Let $z \ne 0$ be a complex number with modulus $r$ and argument $\theta$.

Let $\sequence {z_n}$ be a sequence of nonzero complex numbers.

Let $r_n$ be the modulus of $z_n$ and $\theta_n$ be an argument of $z_n$.

Then $z_n$ converges to $z$ if and only if the following hold:

$(1): \quad r_n$ converges to $r$
$(2): \quad$ There exists a sequence $\sequence {k_n}$ of integers such that $\theta_n + 2 k_n \pi$ converges to $\theta$.

### Corollary

Let $\left\langle{z_n}\right\rangle$ be a sequence of nonzero complex numbers.

Let $z \ne 0$ be a complex number with modulus $r$ and argument $\theta$.

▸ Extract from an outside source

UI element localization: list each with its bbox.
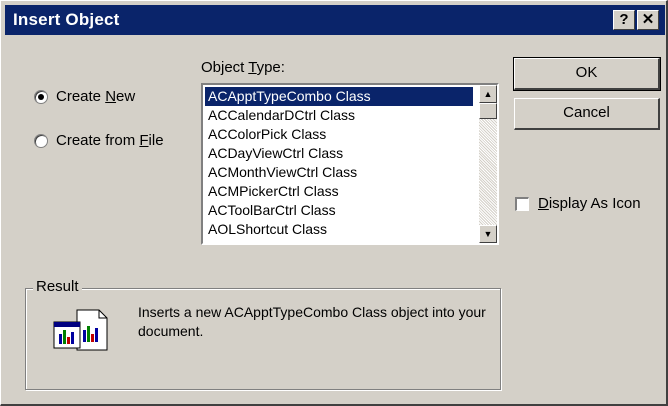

Let $I$ be a real interval of length at most $2 \pi$ that contains $\theta$.

Suppose $\theta$ is not an endpoint of $I$.

Suppose each $z_n$ admits an argument $\theta_n \in I$.

Let $r_n$ be the modulus of $z_n$.

Then $z_n$ converges to $z$ if and only if $r_n$ converges to $r$ and $\theta_n$ converges to $\theta$.

## Proof

Suppose $r_n \to r$ and $\theta_n + 2 k_n \pi \to \theta$.

We have, by Complex Modulus of Difference of Complex Numbers:

 $\ds \cmod {z_n - z}^2$ $=$ $\ds r_n^2 + r^2 - 2 r r_n \, \map \cos {\theta_n + 2 k_n \pi - \theta}$

Because Cosine Function is Continuous:

$\map \cos {\theta_n + 2 k_n \pi - \theta} \to 1$

It follows that:

$\cmod {z_n - z}^2 \to 0$

Conversely, suppose $z_n \to z$.

By Modulus of Limit, $r_n \to r$.

We have, by Complex Modulus of Difference of Complex Numbers:

 $\ds \map \cos {\theta_n - \theta}$ $=$ $\ds \frac {r_n^2 + r^2 - \cmod {z_n - z}^2} {2 r r_n} \to 1$

By Convergence of Cosine of Sequence, there exists a sequence $\sequence {k_n}$ of integers such that $\theta_n + 2 k_n \pi$ converges to $\theta$.